Sam turns his head and sinks his teeth into the demon's wrist.
Blood flows freely, like manna from heaven, and Sam drinks it greedily. He can feel the raw power seeping into him, filling all the empty spaces in his body, strength returning, blooming like a desert in the rain.
He meets Lucifer's eyes, bright with approval. Something curious happens then, a sense of dislocation, a twist in the fabric of reality. A part of Sam seems to slide free, so that he is at once lying on the floor of the hospital room, struggling with the demon-orderlies, and another is standing apart from the fray, leaning against the wall, observing, Lucifer beside him.
The Devil turns to him. “Helter-Skelter!” he says, cheerily, and steps forward.
“No!” cries Sam, the one on the wall, reaching uselessly for the Devil as he steps forward. Sam, the other one, throws off the demons, tossing them across the room like rag-dolls. Lucifer reaches him and the two merge in a moment of bright, shocking light, pouring and spilling around the room like a flash-bang grenade.
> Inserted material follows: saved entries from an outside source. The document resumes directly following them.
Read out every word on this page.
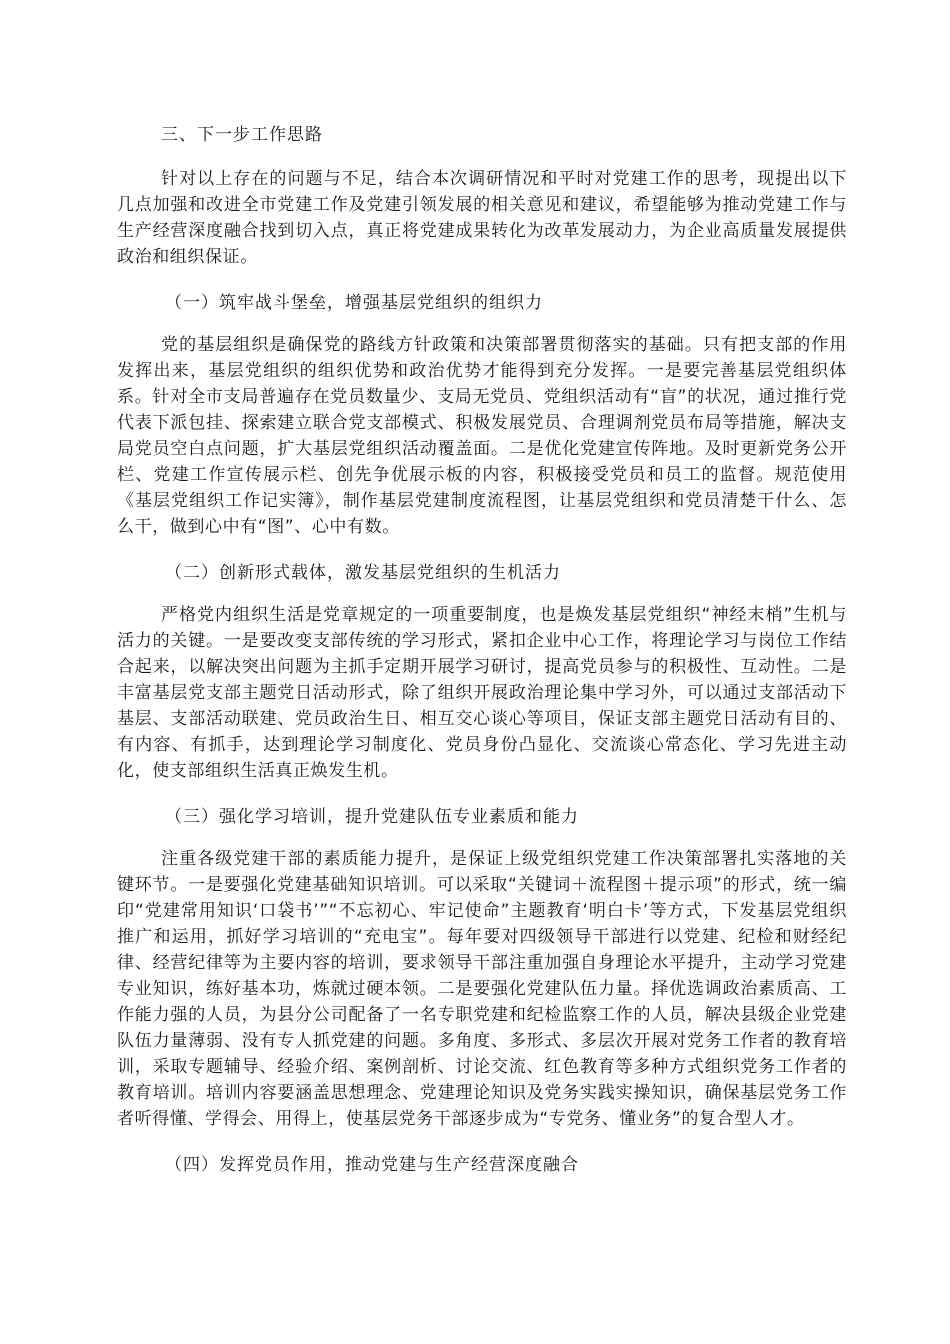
三、下一步工作思路

针对以上存在的问题与不足，结合本次调研情况和平时对党建工作的思考，现提出以下几点加强和改进全市党建工作及党建引领发展的相关意见和建议，希望能够为推动党建工作与生产经营深度融合找到切入点，真正将党建成果转化为改革发展动力，为企业高质量发展提供政治和组织保证。

（一）筑牢战斗堡垒，增强基层党组织的组织力

党的基层组织是确保党的路线方针政策和决策部署贯彻落实的基础。只有把支部的作用发挥出来，基层党组织的组织优势和政治优势才能得到充分发挥。一是要完善基层党组织体系。针对全市支局普遍存在党员数量少、支局无党员、党组织活动有“盲”的状况，通过推行党代表下派包挂、探索建立联合党支部模式、积极发展党员、合理调剂党员布局等措施，解决支局党员空白点问题，扩大基层党组织活动覆盖面。二是优化党建宣传阵地。及时更新党务公开栏、党建工作宣传展示栏、创先争优展示板的内容，积极接受党员和员工的监督。规范使用《基层党组织工作记实簿》，制作基层党建制度流程图，让基层党组织和党员清楚干什么、怎么干，做到心中有“图”、心中有数。

（二）创新形式载体，激发基层党组织的生机活力

严格党内组织生活是党章规定的一项重要制度，也是焕发基层党组织“神经末梢”生机与活力的关键。一是要改变支部传统的学习形式，紧扣企业中心工作，将理论学习与岗位工作结合起来，以解决突出问题为主抓手定期开展学习研讨，提高党员参与的积极性、互动性。二是丰富基层党支部主题党日活动形式，除了组织开展政治理论集中学习外，可以通过支部活动下基层、支部活动联建、党员政治生日、相互交心谈心等项目，保证支部主题党日活动有目的、有内容、有抓手，达到理论学习制度化、党员身份凸显化、交流谈心常态化、学习先进主动化，使支部组织生活真正焕发生机。

（三）强化学习培训，提升党建队伍专业素质和能力

注重各级党建干部的素质能力提升，是保证上级党组织党建工作决策部署扎实落地的关键环节。一是要强化党建基础知识培训。可以采取“关键词＋流程图＋提示项”的形式，统一编印“党建常用知识‘口袋书’”“不忘初心、牢记使命”主题教育‘明白卡’等方式，下发基层党组织推广和运用，抓好学习培训的“充电宝”。每年要对四级领导干部进行以党建、纪检和财经纪律、经营纪律等为主要内容的培训，要求领导干部注重加强自身理论水平提升，主动学习党建专业知识，练好基本功，炼就过硬本领。二是要强化党建队伍力量。择优选调政治素质高、工作能力强的人员，为县分公司配备了一名专职党建和纪检监察工作的人员，解决县级企业党建队伍力量薄弱、没有专人抓党建的问题。多角度、多形式、多层次开展对党务工作者的教育培训，采取专题辅导、经验介绍、案例剖析、讨论交流、红色教育等多种方式组织党务工作者的教育培训。培训内容要涵盖思想理念、党建理论知识及党务实践实操知识，确保基层党务工作者听得懂、学得会、用得上，使基层党务干部逐步成为“专党务、懂业务”的复合型人才。

（四）发挥党员作用，推动党建与生产经营深度融合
Somewhere distantly Sam can hear the sounds of struggle, gunfire and running and a voice calling his name, urgent and frantic. “Sam! SAMMY!”
The Devil straightens up in Sam's body ( am I really that tall?) and smiles, blood still smeared across his mouth.
Around them, the building trembles, as if the very fabric of reality is shivering in the cold.
“Sammy can't come to the phone right now,” he says.